Isolation of Antigen-Specific Nanobodies From Synthetic Libraries Using a Protein Selection Strategy That Combines MACS-Based Screening of YSD and FLI-TRAP.

Although protein-protein interactions (PPIs) are central to nearly all biological processes, identifying and engineering high-affinity intracellular binders remains a significant challenge due to the complexity of the cellular environment and the folding constraints of proteins. Here, we present a two-stage complementary platform that combines magnetic-activated cell sorting (MACS)-based yeast surface display with functional ligand-binding identification by twin-arginine translocation (Tat)-based recognition of associating proteins (FLI-TRAP), a bacterial genetic selection system for efficient screening, validation, and optimization of PPIs. In the first stage, MACS-based yeast display enables the rapid high-throughput identification of candidate binders for a target antigen from a large synthetic-yeast display library through extracellular interaction screening. In the second stage, an antigen-focused library is subcloned into the FLI-TRAP system, which exploits the hitchhiker export process of the Escherichia coli Tat pathway to evaluate binder-antigen binding in the cytoplasm. This stage is achieved by co-expressing a Tat signal peptide-tagged protein of interest with a β-lactamase-tagged antigen target, such that only binder-antigen pairs with sufficient affinity are co-translocated into the periplasm, thus rendering the bacterium β-lactam antibiotic resistant.

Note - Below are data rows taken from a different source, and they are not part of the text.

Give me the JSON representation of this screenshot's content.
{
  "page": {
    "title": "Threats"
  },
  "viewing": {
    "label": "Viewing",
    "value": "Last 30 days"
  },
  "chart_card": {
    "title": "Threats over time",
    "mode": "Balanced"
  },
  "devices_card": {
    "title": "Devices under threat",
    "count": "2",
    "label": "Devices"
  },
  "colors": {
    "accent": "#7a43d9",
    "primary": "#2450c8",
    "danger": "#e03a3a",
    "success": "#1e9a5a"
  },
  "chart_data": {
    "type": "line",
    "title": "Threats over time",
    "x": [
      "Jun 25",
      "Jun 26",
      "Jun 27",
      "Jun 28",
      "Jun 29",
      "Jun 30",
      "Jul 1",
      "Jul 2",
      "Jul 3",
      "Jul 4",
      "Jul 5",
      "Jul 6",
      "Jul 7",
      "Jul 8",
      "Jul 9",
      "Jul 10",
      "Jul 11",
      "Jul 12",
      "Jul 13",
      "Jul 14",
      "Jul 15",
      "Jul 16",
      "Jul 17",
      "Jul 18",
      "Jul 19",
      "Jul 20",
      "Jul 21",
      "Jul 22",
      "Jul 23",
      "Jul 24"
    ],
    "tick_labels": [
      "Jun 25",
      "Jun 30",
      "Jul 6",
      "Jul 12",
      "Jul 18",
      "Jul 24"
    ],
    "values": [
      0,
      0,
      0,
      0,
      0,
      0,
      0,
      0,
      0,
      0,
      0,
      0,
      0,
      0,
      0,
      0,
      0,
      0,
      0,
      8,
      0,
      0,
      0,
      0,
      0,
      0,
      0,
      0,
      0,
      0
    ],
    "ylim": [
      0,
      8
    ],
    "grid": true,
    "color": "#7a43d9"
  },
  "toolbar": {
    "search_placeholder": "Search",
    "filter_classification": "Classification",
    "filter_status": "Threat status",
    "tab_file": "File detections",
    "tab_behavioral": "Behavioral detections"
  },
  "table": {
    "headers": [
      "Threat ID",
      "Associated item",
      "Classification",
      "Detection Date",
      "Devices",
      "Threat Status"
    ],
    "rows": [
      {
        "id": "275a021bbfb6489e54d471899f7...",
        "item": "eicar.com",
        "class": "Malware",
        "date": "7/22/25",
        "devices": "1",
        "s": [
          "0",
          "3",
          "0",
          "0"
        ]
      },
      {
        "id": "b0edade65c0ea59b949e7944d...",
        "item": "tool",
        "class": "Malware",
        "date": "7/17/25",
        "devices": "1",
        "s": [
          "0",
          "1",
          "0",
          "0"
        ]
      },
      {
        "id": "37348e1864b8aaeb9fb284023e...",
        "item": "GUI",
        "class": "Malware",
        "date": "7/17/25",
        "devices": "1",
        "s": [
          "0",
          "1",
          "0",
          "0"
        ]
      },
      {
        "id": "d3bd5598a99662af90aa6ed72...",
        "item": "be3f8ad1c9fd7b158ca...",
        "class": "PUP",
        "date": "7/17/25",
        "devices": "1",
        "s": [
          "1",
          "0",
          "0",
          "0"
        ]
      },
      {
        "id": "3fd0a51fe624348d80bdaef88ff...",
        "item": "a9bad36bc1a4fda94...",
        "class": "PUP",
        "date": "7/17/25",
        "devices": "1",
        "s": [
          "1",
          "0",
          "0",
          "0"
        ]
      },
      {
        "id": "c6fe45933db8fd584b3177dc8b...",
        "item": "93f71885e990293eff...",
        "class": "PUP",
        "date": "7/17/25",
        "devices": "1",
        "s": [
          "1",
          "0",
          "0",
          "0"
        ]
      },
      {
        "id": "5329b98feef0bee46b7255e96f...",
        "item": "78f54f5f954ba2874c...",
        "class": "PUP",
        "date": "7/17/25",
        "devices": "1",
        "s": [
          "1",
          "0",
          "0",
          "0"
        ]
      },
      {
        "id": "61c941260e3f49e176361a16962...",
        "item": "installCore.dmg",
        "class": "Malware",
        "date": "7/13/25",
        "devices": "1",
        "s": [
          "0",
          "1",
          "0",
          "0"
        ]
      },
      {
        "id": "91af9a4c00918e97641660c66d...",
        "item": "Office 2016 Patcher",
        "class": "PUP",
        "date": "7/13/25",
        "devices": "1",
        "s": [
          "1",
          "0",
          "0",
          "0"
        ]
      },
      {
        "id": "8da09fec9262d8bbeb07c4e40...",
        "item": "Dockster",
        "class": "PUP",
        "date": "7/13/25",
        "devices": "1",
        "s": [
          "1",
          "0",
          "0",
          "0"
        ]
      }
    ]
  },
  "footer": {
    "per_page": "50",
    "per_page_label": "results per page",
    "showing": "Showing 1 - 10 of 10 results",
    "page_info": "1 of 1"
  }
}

Because Tat-dependent export requires fully folded and soluble proteins, FLI-TRAP further serves as a stringent in vivo filter for intracellular compatibility, folding, and stability. Therefore, this approach provides a powerful and cost-effective pipeline for discovering and engineering intracellular protein binders with high affinity, specificity, and functional expression in bacterial systems. This workflow holds promise for several applications, including synthetic biology and screening of theragnostic proteins and PPI inhibitors. Key features • Combines a single round of MACS enrichment with FLI-TRAP for high-throughput Nb discovery. • Reduces time and resource demands compared to traditional workflows involving multiple rounds of MACS/FACS. • Enables in vivo selection of high-affinity, functional binders via Tat-dependent export linked to β-lactam resistance, correlating binding affinity and solubility with antibiotic resistance.